Transect Magazine: Field Notes from Washington, D.C.

07-03-2025

By Nichole Price, Senior Research Scientist. This story originally appeared in the Summer 2025 edition of Transect.

In early April, I had the good fortune to travel to Washington, D.C. It was my second trip since the inauguration, but one of dozens of interactions I’ve had with policymakers in the District in the past two years in my capacity as the director of Bigelow Laboratory’s Center for Seafood Solutions.

I was there with Dana O’Brien and Kevin Kelley of BioHarbor Strategies, a public affairs consulting partner. We just missed the cherry blossoms, but trees were leafed out, and spring was in full bloom. As is the case when doing any kind of fieldwork, there’s usually not much spare time on these “expeditions” to Washington. But on this particular trip, while traipsing the “Hill” between meetings, we visited the balcony atop the Capitol to look down across the National Mall. Within the Rotunda, I found the sculpture of Lucretia Mott, Elizabeth Cady Stanton, and Susan B. Anthony — with an untouched portion rumored to be awaiting the visage of the first female president — particularly inspiring!

Quickly, though, it was back to work. Our schedule was packed with meetings with staffers from Maine’s delegation and various congressional committees and with partners in the U.S. Department of Agriculture and other federal agencies.

As with prior trips, my itinerary was designed to educate and advocate with decision makers on issues beleaguering the shellfish and seaweed aquaculture industries — and to demonstrate how Bigelow Laboratory’s cutting-edge science can relieve those bottlenecks. Over the last several years, I’ve been working on a report with the USDA Agricultural Research Service showing how R&D around farmed seaweeds and seagrasses is driving new economic activity on the working waterfront.
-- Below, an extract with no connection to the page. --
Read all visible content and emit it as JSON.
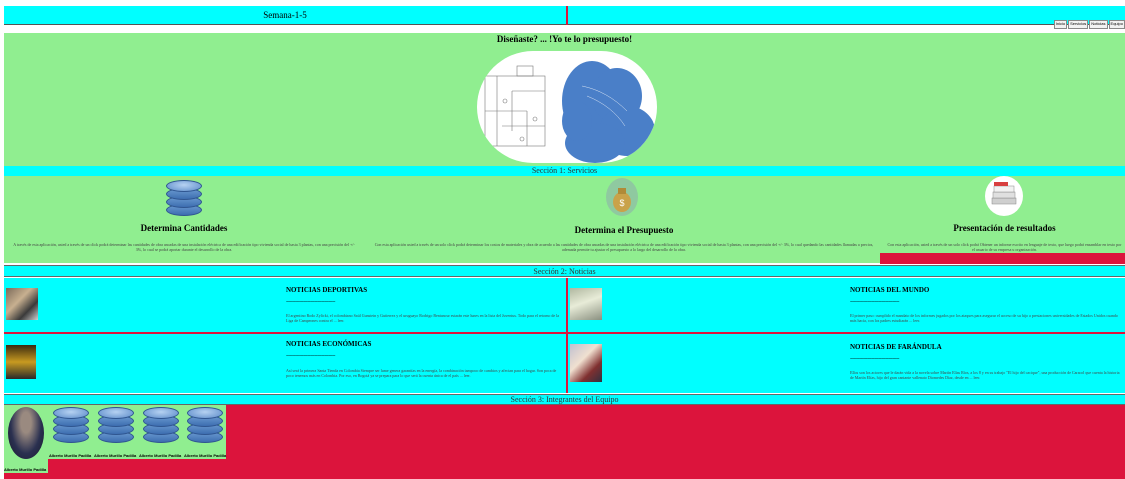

Part of our goal during the latest trip was to showcase this report, which came out last fall, and explain how pending bipartisan bills, like the Innovative Feed Enhancement and Economic Development (IFEED) Act and Plant Biostimulant Act, can open new markets. These bills create a cleaner regulatory path to market for novel algal-based livestock feed additives and row crop agricultural fertilizers. They’ll also enhance U.S. industry in the rapidly growing global seaweed sector. More immediately, these policies will enable our Coast-Cow-Consumer research program to safely test novel products on experimental herds and farm plots as part of our work developing algae-based products for the dairy industry.

I may spend more time meeting with agricultural policy experts than most, but many of my colleagues at Bigelow Laboratory make similar treks each year to D.C. We’re bringing our science directly to policymakers by meeting with staffers, presenting in hearings, and expanding our networks within federal funding agencies.

I’ve spent plenty of time in the field as a scientist, diving coral reefs from the Central Pacific to Bermuda. But these days, my idea of the “field” is broader than ever, stretching from dairy farms in upstate New York to the halls of the Capitol. I may return to those remote reefs some day! But in the meantime, I’ve traded in my wetsuit for a blazer, and I’m finding these D.C. trips just as satisfying. It is truly science in action!